Similar examples abound and are routinely – one might even say glibly – offered as proof that Blyton harboured some hard right authoritarian tendencies, but Blyton’s fiction is more anarchic than that. Couched in a quite parochial form of Englishness, the books nevertheless teach us to maintain a persistent distrust of authority. Even where Blyton’s world is heavy on punishment, that punishment is presented as a means of reforming the bad habits we learn from adults. Life, otherwise, is good and consequence free. Children clamber up trees, into caves, down wells, and through barely stable tunnels, and always emerge unscathed.
That, of course, puts Blyton at odds with the modern world where parents allow their children to climb trees but only once they are suitably roped and helmeted.
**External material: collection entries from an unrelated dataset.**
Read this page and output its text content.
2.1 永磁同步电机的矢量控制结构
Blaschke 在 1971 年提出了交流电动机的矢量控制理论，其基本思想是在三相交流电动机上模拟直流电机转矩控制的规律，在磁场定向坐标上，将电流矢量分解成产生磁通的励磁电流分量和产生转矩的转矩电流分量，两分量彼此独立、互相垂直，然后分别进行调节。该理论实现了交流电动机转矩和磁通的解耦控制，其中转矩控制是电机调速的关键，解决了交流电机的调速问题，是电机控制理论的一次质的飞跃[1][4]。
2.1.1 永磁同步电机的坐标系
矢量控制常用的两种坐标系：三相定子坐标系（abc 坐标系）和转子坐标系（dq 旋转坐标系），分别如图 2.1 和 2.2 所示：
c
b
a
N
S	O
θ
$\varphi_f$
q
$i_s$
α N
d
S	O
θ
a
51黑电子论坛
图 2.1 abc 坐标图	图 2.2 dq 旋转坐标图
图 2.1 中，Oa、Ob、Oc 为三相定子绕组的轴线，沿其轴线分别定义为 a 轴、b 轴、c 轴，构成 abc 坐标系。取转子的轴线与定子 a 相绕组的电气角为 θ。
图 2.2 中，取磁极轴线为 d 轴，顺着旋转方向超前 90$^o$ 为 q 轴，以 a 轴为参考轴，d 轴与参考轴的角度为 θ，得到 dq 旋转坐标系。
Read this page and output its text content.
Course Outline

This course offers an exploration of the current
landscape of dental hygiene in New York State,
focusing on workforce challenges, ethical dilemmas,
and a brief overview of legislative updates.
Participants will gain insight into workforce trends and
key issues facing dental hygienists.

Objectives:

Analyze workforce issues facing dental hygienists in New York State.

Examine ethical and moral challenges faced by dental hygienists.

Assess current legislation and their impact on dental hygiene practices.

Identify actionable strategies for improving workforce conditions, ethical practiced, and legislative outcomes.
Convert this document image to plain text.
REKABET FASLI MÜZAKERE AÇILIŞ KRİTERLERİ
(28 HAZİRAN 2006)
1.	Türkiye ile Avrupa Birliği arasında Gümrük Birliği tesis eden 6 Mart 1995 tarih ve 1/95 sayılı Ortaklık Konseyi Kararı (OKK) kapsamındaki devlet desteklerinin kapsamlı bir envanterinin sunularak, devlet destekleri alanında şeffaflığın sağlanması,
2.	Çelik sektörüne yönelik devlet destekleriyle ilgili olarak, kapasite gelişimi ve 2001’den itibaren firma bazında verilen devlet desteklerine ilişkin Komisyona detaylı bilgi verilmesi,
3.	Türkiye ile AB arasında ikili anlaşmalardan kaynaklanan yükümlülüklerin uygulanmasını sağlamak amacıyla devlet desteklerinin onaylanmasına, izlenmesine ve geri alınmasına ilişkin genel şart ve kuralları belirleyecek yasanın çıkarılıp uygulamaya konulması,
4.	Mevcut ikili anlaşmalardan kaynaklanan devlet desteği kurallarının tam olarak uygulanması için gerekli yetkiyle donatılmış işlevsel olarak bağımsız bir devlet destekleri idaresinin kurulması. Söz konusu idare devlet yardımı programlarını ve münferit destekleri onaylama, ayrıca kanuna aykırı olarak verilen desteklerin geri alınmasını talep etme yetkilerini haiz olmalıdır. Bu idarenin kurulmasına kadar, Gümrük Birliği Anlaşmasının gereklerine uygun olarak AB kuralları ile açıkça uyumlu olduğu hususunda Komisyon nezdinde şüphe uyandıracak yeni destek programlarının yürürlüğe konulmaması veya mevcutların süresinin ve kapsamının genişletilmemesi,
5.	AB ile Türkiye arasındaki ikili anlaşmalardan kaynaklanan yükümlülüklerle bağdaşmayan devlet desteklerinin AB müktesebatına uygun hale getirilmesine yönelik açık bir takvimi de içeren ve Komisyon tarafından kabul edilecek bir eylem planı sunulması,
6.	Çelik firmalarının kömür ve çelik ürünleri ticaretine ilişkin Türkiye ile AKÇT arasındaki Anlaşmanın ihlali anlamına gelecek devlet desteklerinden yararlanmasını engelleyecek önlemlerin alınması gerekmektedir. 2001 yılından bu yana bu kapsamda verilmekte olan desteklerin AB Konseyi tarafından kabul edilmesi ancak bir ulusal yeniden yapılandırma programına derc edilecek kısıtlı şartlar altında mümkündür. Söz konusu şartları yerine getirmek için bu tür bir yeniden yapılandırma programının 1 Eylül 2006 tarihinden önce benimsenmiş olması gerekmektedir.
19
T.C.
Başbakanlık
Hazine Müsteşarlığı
Safety is nearly absent from the world of the Famous Five. Meanwhile, in modern Britain, increasingly fewer children walk to school and three quarters spend less than 60 minutes playing outside each day. To the modern reader, Blyton’s books aren’t just archaic in language. Their attitude sits poorly with an audience accustomed to a Harry Potter world which so closely mirrors our own. Rowling’s world is product heavy – magical consumerism, if you wish – and filled with moral ambiguity.
Blyton keeps the real world at bay, which is why parodies of her work always take this as their obvious point of attack: conflating the imaginary childhood with real adulthood. The Comic Strip Presents did just this in Five Go Mad in Dorset (1982) and Five Go Mad On Mescalin (1983). This November, new Blyton parodies will appear with titles such as Five Go Gluten Free and Five Give Up the Booze. Anne McNeil of Enid Blyton Entertainment has said that ‘we are certain Enid Blyton would have delighted in the gentle parody of her characters.’ To which one is tempted to ask: well, she would say that, wouldn’t she?
I suspect Blyton would have been less than ‘delighted’ to see her creations cave in to the modish prohibitions of the modern world: gluten, booze, or, perhaps, fatty foods. Blyton presented children with a powerful message about personal responsibility but it’s a message that can feel increasingly dated. Today’s children soon learn that the private self is intimately bound with their social self. George cares nothing for what other people think. It would be rare to find a child that thought the same. This lesson of being true to oneself is the very lesson undercut by revisions. If the texts cannot be true to themselves, then how, we might ask, are we meant to be true to ourselves?